テーブルの上には裏返しになったトランプで敷き詰められている。
それを順にひとり2枚ずつ開いていき、同じ数字なら2枚ゲットとなり、カードがなくなるまで続けられる。
「じゃ、安岡から、どうぞ?」
「あ〜い。・・・ま、最初だから・・・ほら、合うワケないよね〜。はい、次、酒井さん。」
「どこでもいいか。ほい。・・・ほい、あ・・・」
酒井の2枚目で、早くも安岡の開いた数字とカブる。
北山がそれを覚えていないはずはない。
「ここと、ここ。

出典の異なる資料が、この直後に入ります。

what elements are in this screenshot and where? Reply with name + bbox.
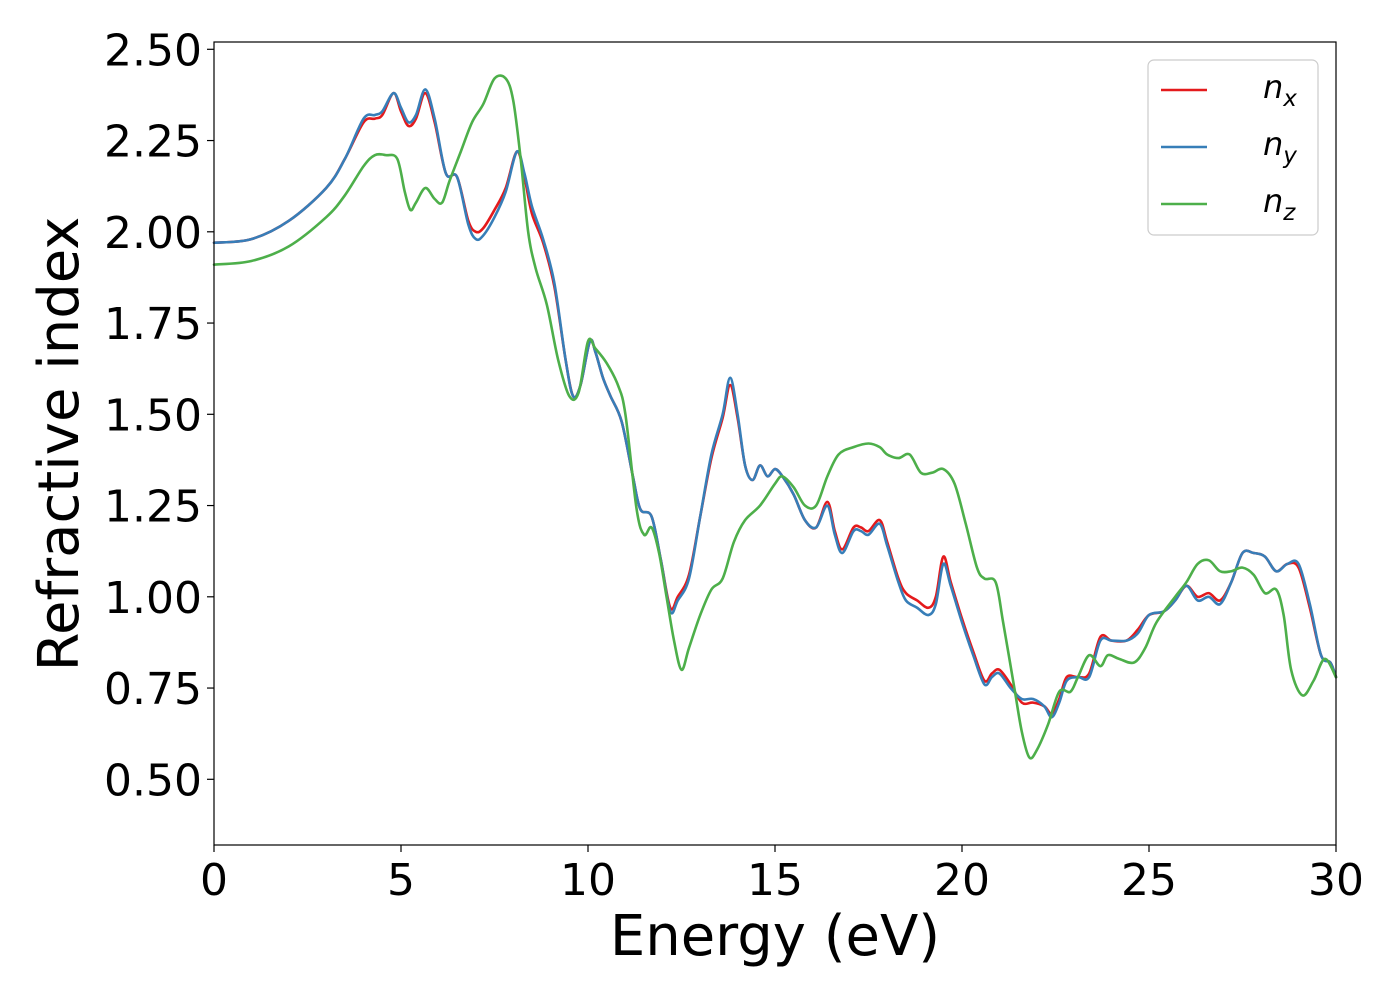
y-axis-title: Refractive index [27, 217, 92, 672]
x-tick-label: 30 [1308, 855, 1364, 906]
series-lines [212, 74, 1338, 760]
y-tick-label: 2.25 [104, 117, 202, 168]
x-tick-label: 20 [934, 855, 990, 906]
x-tick-label: 15 [747, 855, 803, 906]
x-tick-label: 10 [560, 855, 616, 906]
x-axis-ticks: 0 5 10 15 20 25 30 [200, 845, 1364, 906]
y-tick-label: 2.50 [104, 25, 202, 76]
y-tick-label: 1.00 [104, 573, 202, 624]
y-tick-label: 0.75 [104, 664, 202, 715]
legend-box [1147, 59, 1319, 236]
y-tick-label: 1.75 [104, 299, 202, 350]
y-tick-label: 0.50 [104, 755, 202, 806]
series-line-n-y [212, 88, 1338, 719]
x-tick-label: 25 [1121, 855, 1177, 906]
series-line-n-z [212, 74, 1338, 760]
y-tick-label: 1.50 [104, 390, 202, 441]
y-tick-label: 1.25 [104, 482, 202, 533]
y-tick-label: 2.00 [104, 208, 202, 259]
x-tick-label: 5 [387, 855, 415, 906]
x-tick-label: 0 [200, 855, 228, 906]
y-axis-ticks: 0.50 0.75 1.00 1.25 1.50 1.75 2.00 2.25 2.50 [104, 25, 214, 806]
x-axis-title: Energy (eV) [610, 904, 940, 969]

」
北山、早々に2枚ゲット。
その後の2枚はやはり数字が合わず、黒沢の番に。
「これさぁ〜、なんでキレイに並べないワケぇ〜?覚えにくいんだけど・・・」
「・・・キレイに並べたら覚えれるワケ?」
「いや、そういうワケでもないんだけどさぁ〜。」
「ないんかい!」
「ほら、『新婚さんいらっしゃい!』のペアマッチは得意だよ?」
「・・・あれは一定の法則で配置されてるからでしょ・・・」
「だいたい『タワシ』がハワイ旅行なんだよね〜。」
「黒ぽん家には『YesNoまくら』ないの?」
「ないよぉ〜!枕で今晩YesかNoか言わなくてもいいだろぉ?・・・♪Yes,No,Yes〜、って安岡、あの歌『YesNoまくら』の歌なの?」
「こら黒沢!早くしろよ!『新婚さんいらっしゃい!』の話はもういいっつの!」
村上に『新婚さんいらっしゃい!』話をシャットアウトされた黒沢は、渋々カードをめくる。
「あ、そこ、さっき北山さんがめくったとこだよ?」
「え、ホントぉ?!・・・しまった・・・『新婚さんいらっしゃい!』の話に気を取られている間にすっかり忘れてたよぉ〜・・・」
「・・・」
「・・・・・・パス。」
「神経衰弱でパスなんかあるワケないだろうがっ!」
〜ゲームがなかなか前に進まないので、中略〜
ゲームは終盤。
現在、北山の番である。
「・・・あのさぁ〜、さっきから全然順番回ってこないんだけど〜・・・」
「仕方ない・・・北山だから・・・」
驚異の記憶力と驚異の偶然で、ずっと北山のターン。
手持ちのカードの枚数は、ひとり飛び抜けている。
「じゃあこれが最後の2枚ね。・・・はい、終了。」
「・・・」
第2回戦、神経衰弱対決。
枚数を数えるまでもなく、北山の圧倒的勝利。